Toch gaat de meditatie verder. Teilhard de Chardin beschouwt de hele mensheid in beweging. Hij noemt ze 'de ontelbare menigte van de levenden', op zoek naar het licht in het hart van hun werk, van hun dagelijks leven. Ik kijk naar deze mannen en vrouwen, in het bijzonder verzorgend personeel, artsen, verpleegkundigen die zoeken naar licht in de toewijding aan hun zorgende taak. Ik zie de eenzame, geïsoleerde ouderen, de zieken in hun verslagenheid en overgave en zoveel mensen in hun dagelijks leven.
De meditatie eindigt met een onmetelijke offerande van al deze mensen die betrokken zijn op andere mensen. In mijn eigen woorden, met wat ik heb kunnen aanschouwen van deze mensheid waar ik deel van uitmaak, bied ik op mijn beurt dit leven aan de Heer aan.

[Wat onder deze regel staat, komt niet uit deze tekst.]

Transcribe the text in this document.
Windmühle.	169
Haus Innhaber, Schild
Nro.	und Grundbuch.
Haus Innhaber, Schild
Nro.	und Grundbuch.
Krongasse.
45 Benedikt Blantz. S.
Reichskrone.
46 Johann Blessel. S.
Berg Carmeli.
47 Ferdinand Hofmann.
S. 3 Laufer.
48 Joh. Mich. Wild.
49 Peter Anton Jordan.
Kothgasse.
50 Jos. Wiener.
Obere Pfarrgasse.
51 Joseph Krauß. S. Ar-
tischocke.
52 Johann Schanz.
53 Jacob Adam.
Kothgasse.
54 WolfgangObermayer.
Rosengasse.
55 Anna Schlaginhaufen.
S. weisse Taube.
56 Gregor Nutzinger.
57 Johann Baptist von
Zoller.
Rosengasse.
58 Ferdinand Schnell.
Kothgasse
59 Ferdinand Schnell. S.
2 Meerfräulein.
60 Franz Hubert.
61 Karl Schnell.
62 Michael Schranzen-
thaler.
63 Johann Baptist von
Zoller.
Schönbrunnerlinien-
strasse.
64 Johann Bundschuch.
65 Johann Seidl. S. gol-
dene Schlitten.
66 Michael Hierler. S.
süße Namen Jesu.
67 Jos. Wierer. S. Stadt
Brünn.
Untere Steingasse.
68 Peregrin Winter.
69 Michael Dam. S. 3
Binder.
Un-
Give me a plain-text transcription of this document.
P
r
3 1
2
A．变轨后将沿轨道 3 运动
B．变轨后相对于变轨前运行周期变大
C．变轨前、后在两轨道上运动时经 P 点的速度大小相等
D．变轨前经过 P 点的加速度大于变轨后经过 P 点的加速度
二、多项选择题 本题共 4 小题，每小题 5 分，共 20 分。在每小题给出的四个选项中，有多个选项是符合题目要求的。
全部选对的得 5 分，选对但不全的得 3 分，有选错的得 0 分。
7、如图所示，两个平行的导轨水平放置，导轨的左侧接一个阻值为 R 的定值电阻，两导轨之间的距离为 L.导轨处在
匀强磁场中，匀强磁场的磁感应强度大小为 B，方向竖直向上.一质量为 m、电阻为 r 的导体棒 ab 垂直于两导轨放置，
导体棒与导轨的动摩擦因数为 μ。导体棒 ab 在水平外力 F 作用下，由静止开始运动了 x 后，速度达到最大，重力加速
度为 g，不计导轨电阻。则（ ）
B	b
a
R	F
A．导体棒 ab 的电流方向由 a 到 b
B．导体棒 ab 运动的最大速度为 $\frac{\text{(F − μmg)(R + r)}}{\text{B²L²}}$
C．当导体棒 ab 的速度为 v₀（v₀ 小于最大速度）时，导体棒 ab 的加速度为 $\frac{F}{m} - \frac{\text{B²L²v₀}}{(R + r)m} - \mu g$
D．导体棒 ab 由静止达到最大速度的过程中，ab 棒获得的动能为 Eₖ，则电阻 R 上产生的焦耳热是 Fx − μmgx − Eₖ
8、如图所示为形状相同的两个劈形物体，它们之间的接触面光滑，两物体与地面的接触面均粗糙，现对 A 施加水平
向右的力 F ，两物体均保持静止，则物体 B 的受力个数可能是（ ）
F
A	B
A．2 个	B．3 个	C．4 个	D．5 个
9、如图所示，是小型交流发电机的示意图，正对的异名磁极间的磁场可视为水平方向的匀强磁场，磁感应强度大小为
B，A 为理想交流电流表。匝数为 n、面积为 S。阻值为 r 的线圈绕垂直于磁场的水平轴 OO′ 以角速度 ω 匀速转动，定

Ik luister opnieuw naar deze meditatie. Ik gebruik al mijn verbeelding om deel te hebben aan dit verhaal.
Aan het einde van deze gebedstijd wend ik me met vertrouwen tot God. Ik kan Hem een bijzondere situatie toevertrouwen, zijn raad vragen of in stilte voor Hem staan, verheugd dat ik met hem verenigd ben.